After a hurricane as powerful as Harvey, everyone buckles down and gets to work fixing their homes, neighborhoods, and property to get back to our normal lives as quickly as possible. Some things are doable as soon as you see them, such as fixing parts of a fence or cleaning up debris. However, with time, you will come to more difficult repairs, such as fixing walls, floors and the structural parts of the house, which most of us usually seek a professional to fix. Usually the first step here is to contact your insurance company and file a claim for whatever your damages are worth. This is trickier to do than most would assume, and so this is where an insurance adjuster comes in.
An insurance adjuster is a professional who is trained to perform a multitude of assessments surrounding insurance claims on behalf of policyholders and/or insurance companies. They assess damages from flood, fire, smoke, wind and hurricane damage, as well as damage from other catastrophes. They can go so far as to assess and evaluate the damage a hurricane or flood has done on business income. In the case for those of us in Houston and along the Gulf Coast, most would seek public insurance adjusters (the ones who are on your side rather than the side of the insurance companies).
Public insurance adjusters, as opposed to company or independent adjusters, are the only insurance adjusters that work on behalf of the policyholder rather than the insurance company. They will assess and evaluate the damages incurred, and put together a detailed and accurate claim, specific to your situation, and send that to your insurance company.
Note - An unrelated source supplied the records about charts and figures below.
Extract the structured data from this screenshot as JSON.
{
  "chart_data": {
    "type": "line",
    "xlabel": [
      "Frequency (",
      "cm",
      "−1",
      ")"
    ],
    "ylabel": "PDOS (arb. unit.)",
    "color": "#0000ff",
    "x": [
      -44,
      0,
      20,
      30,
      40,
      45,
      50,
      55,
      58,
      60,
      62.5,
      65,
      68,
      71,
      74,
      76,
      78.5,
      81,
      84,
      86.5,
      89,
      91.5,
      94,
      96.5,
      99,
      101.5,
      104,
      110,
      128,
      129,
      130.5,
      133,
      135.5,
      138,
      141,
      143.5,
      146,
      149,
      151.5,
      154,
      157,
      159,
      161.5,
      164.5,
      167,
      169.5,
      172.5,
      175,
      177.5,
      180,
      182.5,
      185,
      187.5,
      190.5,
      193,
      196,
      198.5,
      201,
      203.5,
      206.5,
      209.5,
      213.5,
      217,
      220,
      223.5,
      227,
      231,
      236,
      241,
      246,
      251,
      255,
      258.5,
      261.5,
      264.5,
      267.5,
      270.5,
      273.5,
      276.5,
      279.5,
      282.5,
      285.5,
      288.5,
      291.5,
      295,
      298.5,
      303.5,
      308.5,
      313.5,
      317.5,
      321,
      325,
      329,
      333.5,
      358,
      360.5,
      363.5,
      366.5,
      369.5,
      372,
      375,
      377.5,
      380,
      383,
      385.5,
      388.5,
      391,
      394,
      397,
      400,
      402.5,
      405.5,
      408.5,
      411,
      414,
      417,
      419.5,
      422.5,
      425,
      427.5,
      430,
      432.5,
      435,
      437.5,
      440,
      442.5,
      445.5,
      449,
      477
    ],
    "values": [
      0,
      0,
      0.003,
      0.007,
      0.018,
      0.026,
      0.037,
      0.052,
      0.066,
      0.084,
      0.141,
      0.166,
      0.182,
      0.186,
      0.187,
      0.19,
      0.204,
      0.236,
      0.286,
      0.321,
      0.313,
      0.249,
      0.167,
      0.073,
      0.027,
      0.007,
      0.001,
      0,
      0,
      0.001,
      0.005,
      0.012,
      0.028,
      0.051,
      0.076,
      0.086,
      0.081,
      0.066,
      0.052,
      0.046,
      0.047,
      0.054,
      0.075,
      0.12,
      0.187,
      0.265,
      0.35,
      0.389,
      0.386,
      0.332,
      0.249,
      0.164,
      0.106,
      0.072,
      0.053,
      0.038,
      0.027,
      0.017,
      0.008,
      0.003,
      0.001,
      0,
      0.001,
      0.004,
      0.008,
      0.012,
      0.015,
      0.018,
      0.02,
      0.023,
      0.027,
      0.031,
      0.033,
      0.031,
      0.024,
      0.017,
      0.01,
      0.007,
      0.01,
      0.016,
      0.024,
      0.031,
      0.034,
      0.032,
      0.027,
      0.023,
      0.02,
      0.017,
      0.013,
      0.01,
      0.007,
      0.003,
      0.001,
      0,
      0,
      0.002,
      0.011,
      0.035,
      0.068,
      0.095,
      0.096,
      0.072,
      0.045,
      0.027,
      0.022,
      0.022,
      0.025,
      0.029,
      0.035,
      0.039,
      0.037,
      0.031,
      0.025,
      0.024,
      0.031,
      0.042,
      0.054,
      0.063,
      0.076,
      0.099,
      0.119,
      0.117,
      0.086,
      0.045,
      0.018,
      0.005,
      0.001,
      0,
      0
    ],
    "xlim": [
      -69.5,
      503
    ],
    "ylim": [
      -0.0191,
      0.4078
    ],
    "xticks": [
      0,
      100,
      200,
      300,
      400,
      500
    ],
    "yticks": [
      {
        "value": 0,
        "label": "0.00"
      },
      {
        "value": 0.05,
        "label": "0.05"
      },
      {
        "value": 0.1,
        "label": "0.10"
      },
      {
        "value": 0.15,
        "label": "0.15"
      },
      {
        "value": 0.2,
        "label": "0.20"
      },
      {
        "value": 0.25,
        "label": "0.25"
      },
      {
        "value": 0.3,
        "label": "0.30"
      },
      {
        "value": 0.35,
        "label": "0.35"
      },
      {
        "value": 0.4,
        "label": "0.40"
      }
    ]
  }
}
The big questions for most people at this point are: “Do I need one?” and “How much does it cost?” If you’re looking to file an insurance claim, it is strongly advisable to hire a public insurance adjuster. It’s commonplace for public adjusters to visit damaged property free of charge. The adjuster will discuss the severity of the damage and what exactly it means for your claim going forward. The adjuster gets paid after you do — they’ll take a cut of what the insurance company pays out to you after you’ve filed a claim with the help of the adjuster. This cut should not exceed 10 percent, in accordance with Texas law.
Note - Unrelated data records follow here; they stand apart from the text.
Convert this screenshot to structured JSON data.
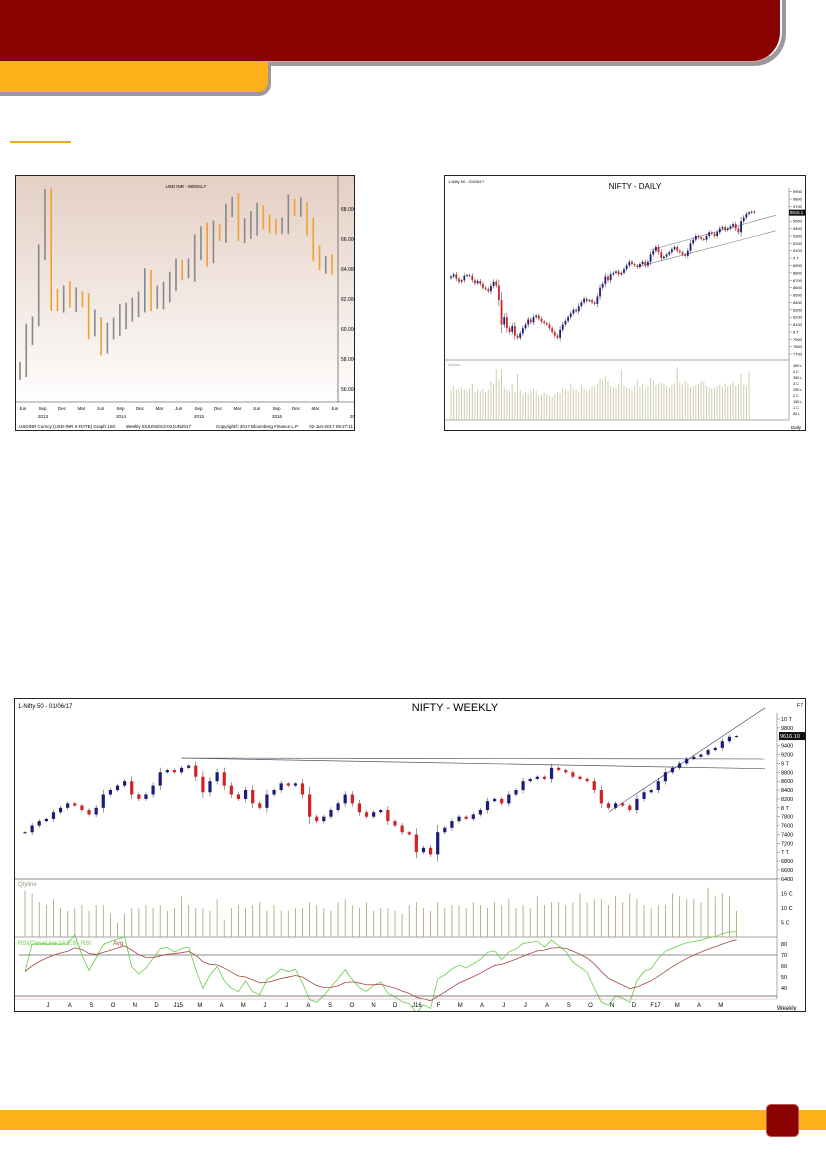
{
  "colors": {
    "brand_red": "#8b0203",
    "brand_orange": "#fdb01a",
    "up": "#1b1b7a",
    "down": "#d42222",
    "rsi": "#66cc44",
    "rsi_avg": "#a04a44"
  },
  "chart_data": [
    {
      "type": "ohlc",
      "title": "USD INR - WEEKLY",
      "ylim": [
        55,
        69
      ],
      "yticks": [
        "56.0000",
        "58.0000",
        "60.0000",
        "62.0000",
        "64.0000",
        "66.0000",
        "68.0000"
      ],
      "ytick_values": [
        56,
        58,
        60,
        62,
        64,
        66,
        68
      ],
      "month_labels": [
        "Jun",
        "Sep",
        "Dec",
        "Mar",
        "Jun",
        "Sep",
        "Dec",
        "Mar",
        "Jun",
        "Sep",
        "Dec",
        "Mar",
        "Jun",
        "Sep",
        "Dec",
        "Mar",
        "Jun"
      ],
      "year_labels": [
        "2013",
        "2014",
        "2015",
        "2016",
        "2017"
      ],
      "footer_left": "USDINR Curncy (USD-INR X-RATE) Graph 12G",
      "footer_mid": "Weekly 03JUN2013-02JUN2017",
      "footer_copy": "Copyright© 2017 Bloomberg Finance L.P.",
      "footer_date": "02-Jun-2017 09:27:11",
      "closes": [
        57.5,
        59.5,
        60.5,
        65,
        68.8,
        62,
        61.5,
        62.5,
        62,
        62.2,
        62,
        60,
        60.5,
        59,
        60,
        60.2,
        60.8,
        61.2,
        61.4,
        62,
        63.3,
        62,
        62.2,
        62.5,
        63,
        64,
        63.8,
        63.8,
        65.5,
        66.2,
        65,
        66.5,
        66.3,
        67.8,
        68.4,
        66.5,
        66.5,
        67,
        67.8,
        67.1,
        67,
        66.7,
        66.8,
        68.2,
        67.9,
        68,
        66.8,
        65.2,
        64.3,
        64.5,
        64.4
      ]
    },
    {
      "type": "candlestick",
      "header": "1-Nifty 50 - 01/06/17",
      "title": "NIFTY - DAILY",
      "ylim": [
        7650,
        9950
      ],
      "yticks": [
        "9900",
        "9800",
        "9700",
        "9500",
        "9400",
        "9300",
        "9200",
        "9100",
        "9 T",
        "8900",
        "8800",
        "8700",
        "8600",
        "8500",
        "8400",
        "8300",
        "8200",
        "8100",
        "8 T",
        "7900",
        "7800",
        "7700"
      ],
      "ytick_values": [
        9900,
        9800,
        9700,
        9500,
        9400,
        9300,
        9200,
        9100,
        9000,
        8900,
        8800,
        8700,
        8600,
        8500,
        8400,
        8300,
        8200,
        8100,
        8000,
        7900,
        7800,
        7700
      ],
      "last_price": "9616.1",
      "volume_label": "Qtyline",
      "volume_ticks": [
        "450 L",
        "4 C",
        "350 L",
        "3 C",
        "250 L",
        "2 C",
        "150 L",
        "1 C",
        "50 L"
      ],
      "volume_tick_values": [
        450,
        400,
        350,
        300,
        250,
        200,
        150,
        100,
        50
      ],
      "period_label": "Daily",
      "closes": [
        8750,
        8780,
        8720,
        8680,
        8700,
        8760,
        8770,
        8760,
        8700,
        8660,
        8690,
        8650,
        8600,
        8580,
        8550,
        8620,
        8680,
        8630,
        8430,
        8100,
        8200,
        8050,
        8000,
        8080,
        7950,
        7920,
        7980,
        8050,
        8100,
        8170,
        8130,
        8200,
        8220,
        8180,
        8140,
        8120,
        8100,
        8050,
        8000,
        7950,
        7920,
        8030,
        8100,
        8150,
        8200,
        8250,
        8300,
        8280,
        8350,
        8400,
        8450,
        8420,
        8430,
        8400,
        8380,
        8480,
        8600,
        8650,
        8750,
        8700,
        8780,
        8800,
        8820,
        8780,
        8800,
        8850,
        8900,
        8950,
        8920,
        8900,
        8880,
        8920,
        8950,
        8900,
        8950,
        9050,
        9100,
        9150,
        9080,
        9000,
        9020,
        9050,
        9080,
        9120,
        9150,
        9100,
        9080,
        9050,
        9030,
        9100,
        9200,
        9250,
        9300,
        9280,
        9260,
        9250,
        9300,
        9350,
        9330,
        9300,
        9350,
        9400,
        9420,
        9380,
        9400,
        9430,
        9460,
        9400,
        9350,
        9500,
        9550,
        9600,
        9620,
        9630,
        9616
      ],
      "volumes": [
        240,
        280,
        250,
        260,
        270,
        250,
        240,
        260,
        300,
        230,
        250,
        240,
        260,
        230,
        250,
        320,
        300,
        420,
        330,
        420,
        270,
        250,
        240,
        300,
        230,
        380,
        250,
        210,
        230,
        220,
        240,
        260,
        240,
        200,
        210,
        230,
        220,
        200,
        190,
        210,
        230,
        220,
        260,
        250,
        240,
        300,
        260,
        250,
        230,
        290,
        260,
        240,
        250,
        280,
        270,
        300,
        340,
        330,
        360,
        320,
        280,
        270,
        260,
        300,
        420,
        290,
        270,
        260,
        250,
        280,
        330,
        270,
        300,
        260,
        280,
        350,
        330,
        290,
        300,
        310,
        300,
        280,
        270,
        290,
        300,
        440,
        310,
        290,
        320,
        300,
        270,
        280,
        290,
        300,
        330,
        320,
        280,
        270,
        260,
        270,
        280,
        290,
        270,
        300,
        280,
        290,
        320,
        280,
        300,
        380,
        290,
        280,
        400
      ],
      "trendlines": [
        {
          "x1": 75,
          "y1": 9110,
          "x2": 122,
          "y2": 9580
        },
        {
          "x1": 70,
          "y1": 8880,
          "x2": 122,
          "y2": 9370
        }
      ]
    },
    {
      "type": "candlestick",
      "header": "1-Nifty 50 - 01/06/17",
      "title": "NIFTY - WEEKLY",
      "corner": "F7",
      "ylim": [
        6400,
        10150
      ],
      "yticks": [
        "10 T",
        "9800",
        "9400",
        "9200",
        "9 T",
        "8800",
        "8600",
        "8400",
        "8200",
        "8 T",
        "7800",
        "7600",
        "7400",
        "7200",
        "7 T",
        "6800",
        "6600",
        "6400"
      ],
      "ytick_values": [
        10000,
        9800,
        9400,
        9200,
        9000,
        8800,
        8600,
        8400,
        8200,
        8000,
        7800,
        7600,
        7400,
        7200,
        7000,
        6800,
        6600,
        6400
      ],
      "last_price": "9616.10",
      "volume_label": "Qtyline",
      "volume_ticks": [
        "15 C",
        "10 C",
        "5 C"
      ],
      "volume_tick_values": [
        15,
        10,
        5
      ],
      "rsi_label": "RSI(CloseLine:14:E:9)_RSI",
      "rsi_avg_label": "Avg",
      "rsi_ticks": [
        "80",
        "70",
        "60",
        "50",
        "40"
      ],
      "rsi_tick_values": [
        80,
        70,
        60,
        50,
        40
      ],
      "x_labels": [
        "J",
        "A",
        "S",
        "O",
        "N",
        "D",
        "J15",
        "M",
        "A",
        "M",
        "J",
        "J",
        "A",
        "S",
        "O",
        "N",
        "D",
        "J16",
        "F",
        "M",
        "A",
        "J",
        "J",
        "A",
        "S",
        "O",
        "N",
        "D",
        "F17",
        "M",
        "A",
        "M"
      ],
      "period_label": "Weekly",
      "closes": [
        7450,
        7600,
        7700,
        7750,
        7900,
        8000,
        8100,
        8050,
        7950,
        7850,
        8000,
        8300,
        8400,
        8500,
        8600,
        8300,
        8200,
        8300,
        8500,
        8800,
        8850,
        8800,
        8900,
        8950,
        8700,
        8350,
        8600,
        8800,
        8500,
        8300,
        8200,
        8400,
        8100,
        8000,
        8300,
        8400,
        8550,
        8500,
        8550,
        8300,
        7800,
        7700,
        7800,
        7950,
        8100,
        8300,
        8100,
        7900,
        7800,
        7900,
        7950,
        7700,
        7600,
        7450,
        7400,
        7000,
        7100,
        6950,
        7450,
        7550,
        7700,
        7800,
        7750,
        7850,
        7950,
        8150,
        8200,
        8100,
        8300,
        8400,
        8600,
        8650,
        8700,
        8650,
        8900,
        8850,
        8800,
        8700,
        8650,
        8600,
        8400,
        8100,
        8000,
        8100,
        8050,
        7950,
        8200,
        8350,
        8400,
        8600,
        8800,
        8900,
        9000,
        9100,
        9150,
        9200,
        9300,
        9350,
        9500,
        9600,
        9616
      ],
      "volumes": [
        16,
        15,
        12,
        11,
        13,
        10,
        9,
        10,
        11,
        9,
        11,
        11,
        8,
        5,
        8,
        10,
        10,
        11,
        10,
        11,
        9,
        10,
        14,
        11,
        10,
        10,
        9,
        13,
        6,
        10,
        11,
        10,
        11,
        12,
        9,
        11,
        9,
        9,
        10,
        10,
        12,
        11,
        10,
        9,
        12,
        13,
        11,
        10,
        12,
        9,
        10,
        10,
        9,
        8,
        11,
        12,
        10,
        9,
        12,
        10,
        11,
        11,
        10,
        12,
        11,
        10,
        12,
        11,
        13,
        10,
        11,
        10,
        14,
        11,
        12,
        12,
        11,
        12,
        15,
        12,
        13,
        13,
        11,
        14,
        12,
        15,
        13,
        11,
        10,
        11,
        11,
        15,
        14,
        13,
        13,
        12,
        17,
        14,
        15,
        14,
        9
      ],
      "trendlines": [
        {
          "x1": 22,
          "y1": 9120,
          "x2": 104,
          "y2": 9100
        },
        {
          "x1": 22,
          "y1": 9120,
          "x2": 104,
          "y2": 8880
        },
        {
          "x1": 82,
          "y1": 7900,
          "x2": 104,
          "y2": 10250
        }
      ]
    }
  ]
}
A big thing to remember while working with insurance companies is that payouts are part of their job and are not considered charity. An insurance company will rarely, if at all, give you more money than you asked for or are owed. If they did, it was probably a mistake. Hiring a public insurance adjuster is one of the safer ways to make sure you get what you’re owed and what you need in order to restore you home to the same, or even better quality than it was before Harvey.